I turned back to the judge, the gallery, the room.
"I'll explain what the bubble tea means."
"A bubble tea," said Detective Pierce flatly. He'd gone very still. "Mia. I have twenty-two years in this job. Not once have I seen a disposable cup overturn a complete evidence chain. If you don't make this clear — right now, in this courtroom — you're looking at a contempt charge. Do you understand me?"
I met his eyes.
"Detective Pierce," I said, "do you actually believe Victor Walsh is the person who killed Nina Sterling?"
He didn't answer.
"And doesn't it feel to you like everything was just a little too —" I paused "— convenient?"
I held up the screenshot.
"The dashcam. The car. The confession. Walsh's polygraph. All of it could be arranged. Could be staged. Evidence can be planted. Confessions can be coerced."

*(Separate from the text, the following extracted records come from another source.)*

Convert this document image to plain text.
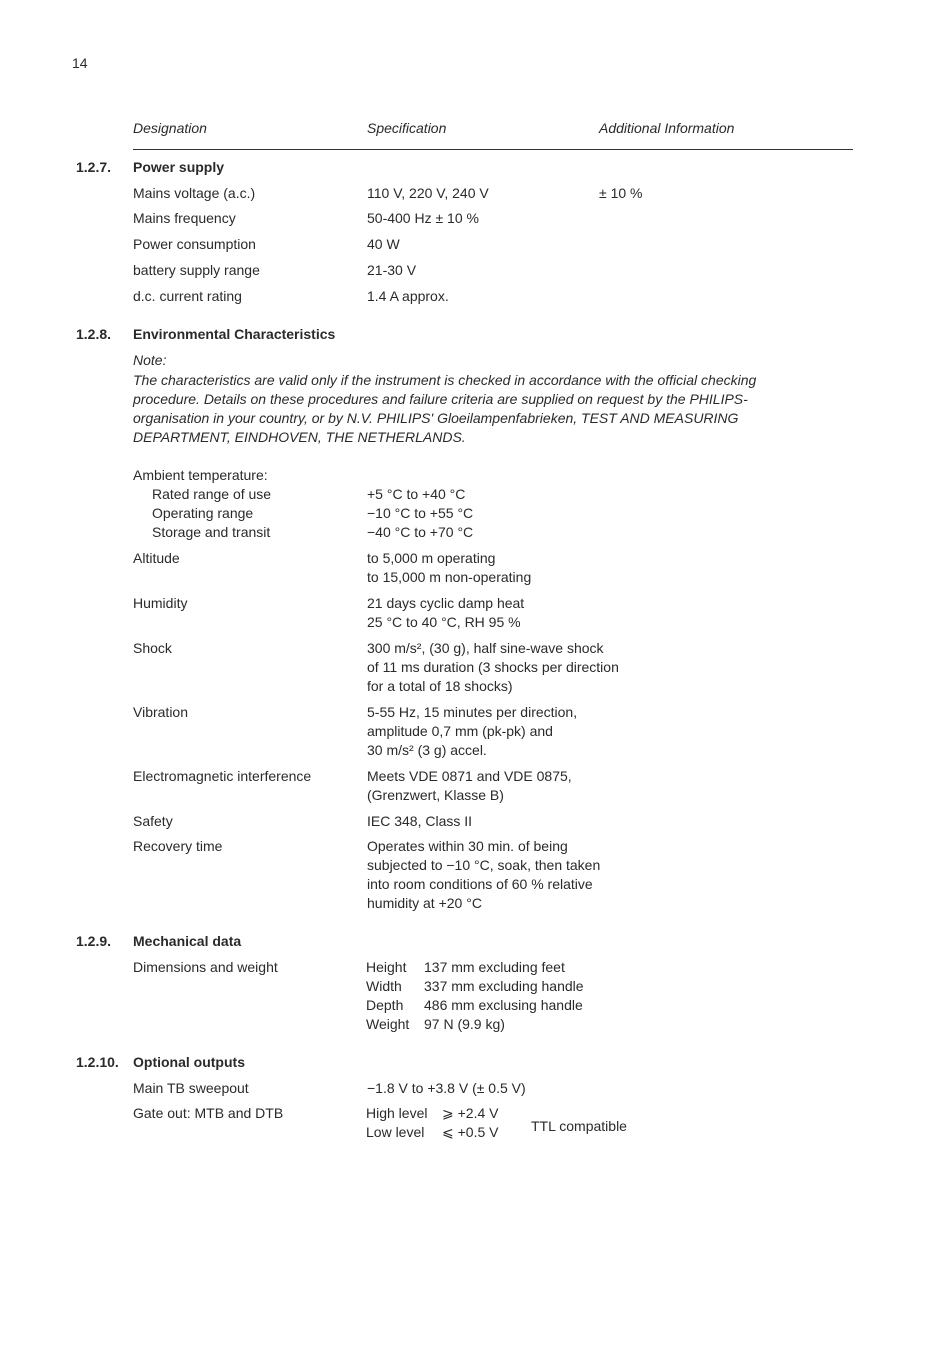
14
Designation	Specification	Additional Information
1.2.7. Power supply
Mains voltage (a.c.)	110 V, 220 V, 240 V	± 10 %
Mains frequency	50-400 Hz ± 10 %
Power consumption	40 W
battery supply range	21-30 V
d.c. current rating	1.4 A approx.
1.2.8. Environmental Characteristics
Note:
The characteristics are valid only if the instrument is checked in accordance with the official checking procedure. Details on these procedures and failure criteria are supplied on request by the PHILIPS-organisation in your country, or by N.V. PHILIPS' Gloeilampenfabrieken, TEST AND MEASURING DEPARTMENT, EINDHOVEN, THE NETHERLANDS.
Ambient temperature:
Rated range of use	+5 °C to +40 °C
Operating range	−10 °C to +55 °C
Storage and transit	−40 °C to +70 °C
Altitude	to 5,000 m operating
to 15,000 m non-operating
Humidity	21 days cyclic damp heat
25 °C to 40 °C, RH 95 %
Shock	300 m/s², (30 g), half sine-wave shock
of 11 ms duration (3 shocks per direction
for a total of 18 shocks)
Vibration	5-55 Hz, 15 minutes per direction,
amplitude 0,7 mm (pk-pk) and
30 m/s² (3 g) accel.
Electromagnetic interference	Meets VDE 0871 and VDE 0875,
(Grenzwert, Klasse B)
Safety	IEC 348, Class II
Recovery time	Operates within 30 min. of being
subjected to −10 °C, soak, then taken
into room conditions of 60 % relative
humidity at +20 °C
1.2.9. Mechanical data
Dimensions and weight	Height 137 mm excluding feet
Width 337 mm excluding handle
Depth 486 mm exclusing handle
Weight 97 N (9.9 kg)
1.2.10. Optional outputs
Main TB sweepout	−1.8 V to +3.8 V (± 0.5 V)
Gate out: MTB and DTB	High level ⩾ +2.4 V
Low level ⩽ +0.5 V TTL compatible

"But this cup — this large bubble tea, almost empty, that Nina was holding in the last minutes of her life — that you can't fake. That's just there. The dashcam caught it, and no one thought to ask why."
I looked at the judge.
"Nina texted me at eight fifteen to say she was going out for bubble tea. A taxi dropped her at the junction at eight thirty-five. The accident happened at eight thirty-eight. Twenty-three minutes, start to finish."
"Nina drank bubble tea slowly. Always. That was one of the most consistent things about her. A large cup took her forty minutes at minimum. She always sat somewhere while she drank it."
"In twenty-three minutes — factoring in the journey — she could not have bought that cup and drunk it to almost empty. Not alone. Not walking."
"Someone was with her before she sent me that text. Someone who'd been sitting with her long enough for her to drink most of a large bubble tea. Someone who then dropped her at that junction and drove away — and then sent me a message from her phone to make sure I'd think she'd just stepped out by herself."
"That person knew the cameras were broken. Knew the rain was forecast. Had already arranged for Walsh to be there — or to believe he'd been there, or to be prepared to take the blame for being there."
"And that person — on the day Walsh is convicted, the day this case is sealed — walks away. No one looks any further. Whatever Nina was trying to tell us with those lilies gets buried with her."
I swept the room.
"The real killer is here."
I let the silence run for a moment.
"It's Sebastian Mercer."
The room went off like a grenade.
"Sebastian? That's insane —"
"He's been looking for the killer for two months —"
"He nearly destroyed himself over this —"
Sebastian stepped back. All the blood had left his face.